Docetaxel rechallenge in HER2-negative metastatic breast cancer: a real-world study of previously discontinued patients for non-progression reasons.

Abstract

Purpose: This study aimed to evaluate the efficacy and safety of docetaxel rechallenge in HER2-negative metastatic breast cancer (MBC) patients who discontinued docetaxel for reasons other than disease progression.

Patients and methods: We retrospectively analyzed HER2-negative MBC patients treated with docetaxel-based therapy (DBT) at our institution from 2010 to 2020. Objective response rate (ORR), progression-free survival (PFS), overall survival (OS), and adverse events (AEs) were assessed. Multivariate Cox regression and propensity score matching analysis (PSMA) were used to minimize bias.

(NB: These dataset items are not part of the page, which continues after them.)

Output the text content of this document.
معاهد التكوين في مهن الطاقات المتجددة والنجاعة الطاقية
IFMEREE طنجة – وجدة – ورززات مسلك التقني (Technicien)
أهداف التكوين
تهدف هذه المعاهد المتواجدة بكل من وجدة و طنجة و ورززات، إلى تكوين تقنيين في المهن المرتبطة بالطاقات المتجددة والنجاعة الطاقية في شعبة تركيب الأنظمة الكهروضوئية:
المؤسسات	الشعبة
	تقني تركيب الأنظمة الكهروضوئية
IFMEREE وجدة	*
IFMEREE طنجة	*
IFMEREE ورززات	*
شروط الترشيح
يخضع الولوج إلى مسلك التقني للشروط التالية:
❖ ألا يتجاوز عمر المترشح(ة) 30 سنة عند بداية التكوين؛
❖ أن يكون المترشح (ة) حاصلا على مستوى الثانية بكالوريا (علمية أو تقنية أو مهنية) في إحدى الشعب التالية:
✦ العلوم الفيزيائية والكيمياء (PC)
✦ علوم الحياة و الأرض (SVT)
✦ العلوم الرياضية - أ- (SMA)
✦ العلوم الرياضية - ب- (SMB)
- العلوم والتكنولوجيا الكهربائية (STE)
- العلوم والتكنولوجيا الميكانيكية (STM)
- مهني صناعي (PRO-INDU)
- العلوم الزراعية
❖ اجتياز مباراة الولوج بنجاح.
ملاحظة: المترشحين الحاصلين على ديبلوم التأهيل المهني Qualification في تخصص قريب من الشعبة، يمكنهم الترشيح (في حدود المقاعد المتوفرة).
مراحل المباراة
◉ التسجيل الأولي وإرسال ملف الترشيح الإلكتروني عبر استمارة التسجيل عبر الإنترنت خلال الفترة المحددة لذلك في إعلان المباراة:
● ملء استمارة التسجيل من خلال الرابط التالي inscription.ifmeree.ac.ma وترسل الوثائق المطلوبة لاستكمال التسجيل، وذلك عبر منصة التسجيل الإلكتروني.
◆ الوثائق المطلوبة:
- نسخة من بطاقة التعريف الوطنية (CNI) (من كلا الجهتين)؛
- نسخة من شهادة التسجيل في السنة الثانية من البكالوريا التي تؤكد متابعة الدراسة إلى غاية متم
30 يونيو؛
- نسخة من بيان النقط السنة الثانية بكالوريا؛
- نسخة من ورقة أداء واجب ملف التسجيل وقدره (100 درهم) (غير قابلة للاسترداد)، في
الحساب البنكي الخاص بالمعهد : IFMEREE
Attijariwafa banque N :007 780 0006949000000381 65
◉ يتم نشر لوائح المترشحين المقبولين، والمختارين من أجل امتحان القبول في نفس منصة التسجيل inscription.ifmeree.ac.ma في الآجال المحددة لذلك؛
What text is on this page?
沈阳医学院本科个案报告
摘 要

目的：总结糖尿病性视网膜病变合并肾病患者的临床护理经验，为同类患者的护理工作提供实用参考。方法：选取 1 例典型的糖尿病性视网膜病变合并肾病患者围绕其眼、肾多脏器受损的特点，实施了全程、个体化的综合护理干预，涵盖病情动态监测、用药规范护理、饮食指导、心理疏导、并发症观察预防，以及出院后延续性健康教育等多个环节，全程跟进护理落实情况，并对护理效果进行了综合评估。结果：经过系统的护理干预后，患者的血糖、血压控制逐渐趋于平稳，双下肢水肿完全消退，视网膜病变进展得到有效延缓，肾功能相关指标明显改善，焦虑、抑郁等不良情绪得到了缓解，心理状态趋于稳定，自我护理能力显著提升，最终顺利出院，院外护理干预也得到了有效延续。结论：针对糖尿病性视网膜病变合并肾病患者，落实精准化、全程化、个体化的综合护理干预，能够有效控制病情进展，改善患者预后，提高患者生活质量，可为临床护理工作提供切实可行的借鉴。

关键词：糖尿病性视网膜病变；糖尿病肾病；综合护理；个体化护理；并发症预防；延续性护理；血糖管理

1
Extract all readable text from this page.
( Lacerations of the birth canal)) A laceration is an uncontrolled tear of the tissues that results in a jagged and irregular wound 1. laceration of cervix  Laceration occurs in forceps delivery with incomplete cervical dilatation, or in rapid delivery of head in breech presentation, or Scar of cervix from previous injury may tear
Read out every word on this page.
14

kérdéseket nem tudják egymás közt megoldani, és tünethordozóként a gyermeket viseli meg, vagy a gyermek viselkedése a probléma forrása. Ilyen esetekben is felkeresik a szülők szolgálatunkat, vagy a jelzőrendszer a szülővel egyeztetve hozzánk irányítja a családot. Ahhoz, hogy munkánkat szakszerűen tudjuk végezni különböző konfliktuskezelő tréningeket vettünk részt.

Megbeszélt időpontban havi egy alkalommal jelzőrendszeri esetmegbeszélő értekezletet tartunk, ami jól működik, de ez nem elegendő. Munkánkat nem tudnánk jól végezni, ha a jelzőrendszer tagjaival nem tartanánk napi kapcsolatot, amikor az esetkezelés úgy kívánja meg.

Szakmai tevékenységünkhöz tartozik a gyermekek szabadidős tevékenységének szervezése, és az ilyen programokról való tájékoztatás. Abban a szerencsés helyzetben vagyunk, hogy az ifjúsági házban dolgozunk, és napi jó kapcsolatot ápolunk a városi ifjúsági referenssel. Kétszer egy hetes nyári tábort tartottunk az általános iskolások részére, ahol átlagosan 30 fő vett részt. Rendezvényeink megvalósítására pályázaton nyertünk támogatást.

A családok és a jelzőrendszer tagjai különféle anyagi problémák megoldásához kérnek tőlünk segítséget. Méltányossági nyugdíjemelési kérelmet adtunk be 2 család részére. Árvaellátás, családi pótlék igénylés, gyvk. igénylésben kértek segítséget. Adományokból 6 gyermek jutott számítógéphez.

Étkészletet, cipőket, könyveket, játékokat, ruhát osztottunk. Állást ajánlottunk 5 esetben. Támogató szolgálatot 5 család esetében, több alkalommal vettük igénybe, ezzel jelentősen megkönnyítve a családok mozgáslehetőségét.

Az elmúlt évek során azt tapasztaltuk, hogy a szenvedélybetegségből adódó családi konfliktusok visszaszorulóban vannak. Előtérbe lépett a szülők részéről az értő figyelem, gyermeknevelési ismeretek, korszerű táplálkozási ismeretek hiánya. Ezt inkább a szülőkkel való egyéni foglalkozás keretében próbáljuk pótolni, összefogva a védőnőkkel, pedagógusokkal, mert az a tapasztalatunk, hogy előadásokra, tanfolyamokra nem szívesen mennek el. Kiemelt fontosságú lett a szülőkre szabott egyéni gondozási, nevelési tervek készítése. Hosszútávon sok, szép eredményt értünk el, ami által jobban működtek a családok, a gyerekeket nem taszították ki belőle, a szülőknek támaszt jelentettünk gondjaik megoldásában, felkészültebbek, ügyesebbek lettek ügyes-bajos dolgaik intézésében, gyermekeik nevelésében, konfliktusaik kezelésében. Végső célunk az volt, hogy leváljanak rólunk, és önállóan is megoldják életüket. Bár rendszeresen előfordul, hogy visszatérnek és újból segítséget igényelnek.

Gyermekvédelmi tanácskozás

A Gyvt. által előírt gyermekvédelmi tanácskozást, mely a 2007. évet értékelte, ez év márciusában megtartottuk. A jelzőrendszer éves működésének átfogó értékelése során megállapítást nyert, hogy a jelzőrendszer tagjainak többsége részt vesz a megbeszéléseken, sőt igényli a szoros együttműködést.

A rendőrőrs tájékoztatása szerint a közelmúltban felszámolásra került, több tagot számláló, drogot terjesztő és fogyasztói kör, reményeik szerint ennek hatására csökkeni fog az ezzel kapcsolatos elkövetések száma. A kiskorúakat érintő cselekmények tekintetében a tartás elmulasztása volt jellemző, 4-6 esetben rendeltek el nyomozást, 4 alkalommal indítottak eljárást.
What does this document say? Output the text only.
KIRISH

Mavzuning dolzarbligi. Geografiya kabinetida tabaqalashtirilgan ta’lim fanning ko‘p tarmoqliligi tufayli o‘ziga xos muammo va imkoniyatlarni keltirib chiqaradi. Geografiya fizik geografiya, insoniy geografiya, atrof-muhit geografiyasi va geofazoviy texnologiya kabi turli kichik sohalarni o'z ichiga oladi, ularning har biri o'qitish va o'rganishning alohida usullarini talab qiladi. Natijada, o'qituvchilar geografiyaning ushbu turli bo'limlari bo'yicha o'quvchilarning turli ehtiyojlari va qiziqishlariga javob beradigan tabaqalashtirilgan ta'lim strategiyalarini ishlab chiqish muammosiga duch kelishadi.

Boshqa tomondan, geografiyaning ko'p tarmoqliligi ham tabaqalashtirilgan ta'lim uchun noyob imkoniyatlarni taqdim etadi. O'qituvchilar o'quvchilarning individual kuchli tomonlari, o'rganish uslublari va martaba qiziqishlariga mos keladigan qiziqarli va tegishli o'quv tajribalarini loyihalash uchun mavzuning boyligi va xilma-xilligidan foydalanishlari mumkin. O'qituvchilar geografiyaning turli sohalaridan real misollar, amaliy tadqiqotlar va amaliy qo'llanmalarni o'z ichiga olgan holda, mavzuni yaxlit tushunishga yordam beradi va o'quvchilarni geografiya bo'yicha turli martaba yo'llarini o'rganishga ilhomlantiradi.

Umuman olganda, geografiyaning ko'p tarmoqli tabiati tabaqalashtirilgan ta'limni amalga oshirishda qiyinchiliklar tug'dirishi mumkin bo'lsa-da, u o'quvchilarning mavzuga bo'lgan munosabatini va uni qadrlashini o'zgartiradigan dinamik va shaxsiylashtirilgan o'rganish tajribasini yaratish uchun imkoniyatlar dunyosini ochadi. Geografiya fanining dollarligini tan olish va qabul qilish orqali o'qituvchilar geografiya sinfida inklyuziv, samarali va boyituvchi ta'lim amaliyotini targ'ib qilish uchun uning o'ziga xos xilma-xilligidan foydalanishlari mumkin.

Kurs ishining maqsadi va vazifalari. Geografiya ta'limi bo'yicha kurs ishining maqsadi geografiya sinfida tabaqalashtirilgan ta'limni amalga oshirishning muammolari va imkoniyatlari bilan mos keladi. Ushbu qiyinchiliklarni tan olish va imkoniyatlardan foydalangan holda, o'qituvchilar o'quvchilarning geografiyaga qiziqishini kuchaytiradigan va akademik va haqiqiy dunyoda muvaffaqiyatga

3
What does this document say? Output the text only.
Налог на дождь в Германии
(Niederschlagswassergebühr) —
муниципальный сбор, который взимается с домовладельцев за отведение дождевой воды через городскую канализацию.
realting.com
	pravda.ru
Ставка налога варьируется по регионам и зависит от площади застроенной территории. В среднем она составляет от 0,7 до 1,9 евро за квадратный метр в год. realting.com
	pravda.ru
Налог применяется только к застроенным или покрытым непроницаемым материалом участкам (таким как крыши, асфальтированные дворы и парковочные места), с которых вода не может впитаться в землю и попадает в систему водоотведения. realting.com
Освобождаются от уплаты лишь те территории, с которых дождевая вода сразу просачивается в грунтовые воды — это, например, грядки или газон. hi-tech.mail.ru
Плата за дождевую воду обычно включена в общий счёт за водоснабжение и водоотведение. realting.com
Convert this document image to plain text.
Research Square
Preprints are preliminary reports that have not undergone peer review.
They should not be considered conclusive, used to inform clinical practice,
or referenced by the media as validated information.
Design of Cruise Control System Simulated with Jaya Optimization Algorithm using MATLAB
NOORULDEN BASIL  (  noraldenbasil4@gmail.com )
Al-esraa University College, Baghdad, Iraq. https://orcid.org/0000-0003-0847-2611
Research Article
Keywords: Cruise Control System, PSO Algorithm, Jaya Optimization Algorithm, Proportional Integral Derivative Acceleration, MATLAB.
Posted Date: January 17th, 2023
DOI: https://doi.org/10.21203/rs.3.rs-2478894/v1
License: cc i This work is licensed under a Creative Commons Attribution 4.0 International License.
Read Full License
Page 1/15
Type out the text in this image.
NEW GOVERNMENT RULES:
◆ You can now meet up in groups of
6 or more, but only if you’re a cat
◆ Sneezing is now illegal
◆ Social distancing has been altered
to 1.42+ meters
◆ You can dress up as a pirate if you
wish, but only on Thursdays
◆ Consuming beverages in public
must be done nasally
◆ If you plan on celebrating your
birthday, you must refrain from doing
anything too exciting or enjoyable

Results: Among 600 patients, 369 only received docetaxel once (control group), while 231 (38.5%) received docetaxel rechallenge as second or later-line therapy (rechallenge group). In the second-line rechallenge subset (143 patients), ORR was 51.0%, and PFS was 6.7 months. Multivariate analysis showed that a response to initial DBT (stable disease [SD] vs. complete response/partial response [CR/PR]: odds ratio [OR] 2.615, 95% confidence interval [CI] 1.373-4.981; p = 0.03) independently predicted the ORR. Beyond second-line rechallenge, the ORR and PFS were 37.5% and 5.6 months, respectively. After PSMA, the rechallenge group demonstrated significantly improved OS compared to the control group: 50.5 months vs. 46.0 months (Hazard Ratio [HR] 0.632; 95% CI 0.455-0.878; p = 0.006). The toxicities reported were manageable, primarily hematologic, with grade 3-4 events occurring in 19.5% of cases.

Conclusion: This study suggests that docetaxel rechallenge may be an effective and tolerable later-line treatment option for patients with HER2-negative MBC, particularly those who responded to initial DBT. However, further prospective, randomized controlled research is needed to fully evaluate its impact on disease response in this patient population.